Nebraska’s Christian Lance (6-3) has been solid all year with some big wins and some tough losses. Unfortunately, he finds himself in the middle of a golden age of heavyweights (as my colleague Todd Wolverton called it in our Big Ten Preview podcast). This field is stacked with some generational talent.
Lance earned the 5-seed this year and will face 12-seed Dorian Keys of Purdue in the first round. Keys is coming off a win, but Lance should have his way with Keys.
Next up would be a quarterfinal matchup against 4-seed Luke Luffman. This would be a rematch of the season-ending match that Luffman won in the second sudden victory period. With a win against Luffman, Lance will face top-seeded Gable Steveson of Minnesota. Steveson beat Lance 23-8 by tech fall to open the year.
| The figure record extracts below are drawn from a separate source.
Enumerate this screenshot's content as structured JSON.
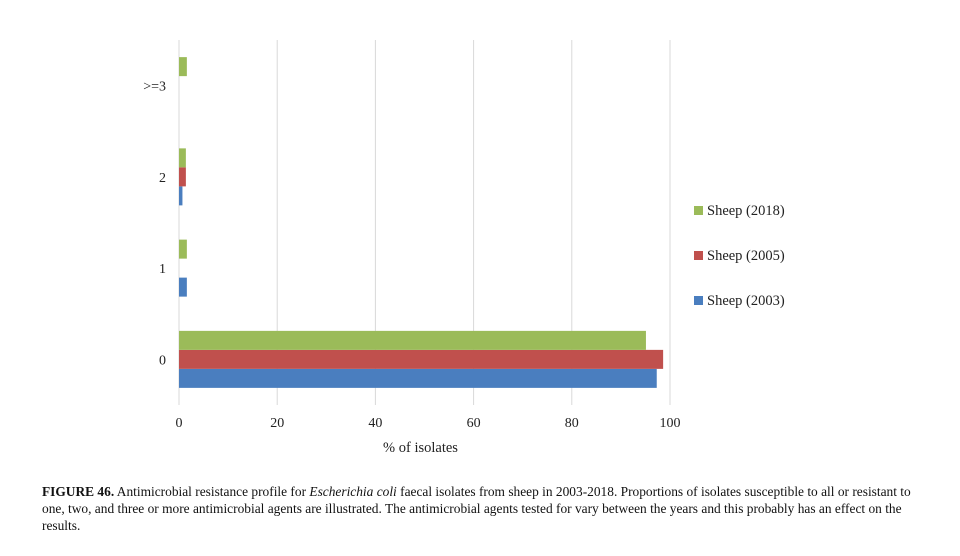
{
  "chart_data": {
    "type": "bar",
    "orientation": "horizontal",
    "categories": [
      "0",
      "1",
      "2",
      ">=3"
    ],
    "series": [
      {
        "name": "Sheep (2003)",
        "color": "#4a7ebf",
        "values": [
          97.3,
          1.6,
          0.7,
          0
        ]
      },
      {
        "name": "Sheep (2005)",
        "color": "#c0504d",
        "values": [
          98.6,
          0,
          1.4,
          0
        ]
      },
      {
        "name": "Sheep (2018)",
        "color": "#9bbb59",
        "values": [
          95.1,
          1.6,
          1.4,
          1.6
        ]
      }
    ],
    "xlabel": "% of isolates",
    "ylabel": "",
    "xlim": [
      0,
      100
    ],
    "xticks": [
      "0",
      "20",
      "40",
      "60",
      "80",
      "100"
    ],
    "grid": true,
    "legend": "right"
  },
  "caption": {
    "label": "FIGURE 46.",
    "text_before": " Antimicrobial resistance profile for ",
    "species": "Escherichia coli",
    "text_after": " faecal isolates from sheep in 2003-2018. Proportions of isolates susceptible to all or resistant to one, two, and three or more antimicrobial agents are illustrated. The antimicrobial agents tested for vary between the years and this probably has an effect on the results."
  }
}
No matter when Lance hits the consolation bracket, I expect him to string some wins together.
This Husker team isn’t only deep, it has some top-shelf talent that can win a title. That’s something Nebraska hasn’t always had in years past. The Huskers will probably need a few guys to outperform their seeds, but I see Nebraska to surprise everyone again and finish second as a team. Nebraska gets an individual champion or two along the way.
One Really Bold Prediction
After having only one finalist a year ago, Nebraska will field four or more this season. Schultz finished second last year and five other Huskers finished third. With Schultz and three of those third-place finishers back and some new blood, this Husker team has multiple guys that could make it to the finals.
Schultz, Labriola and Cronin are probably favored to get there, while Red, Venz, Robb and Lovett have outside shots at a deep run into a finals appearance.
So yeah, I said it: Nebraska will have at least four finalists.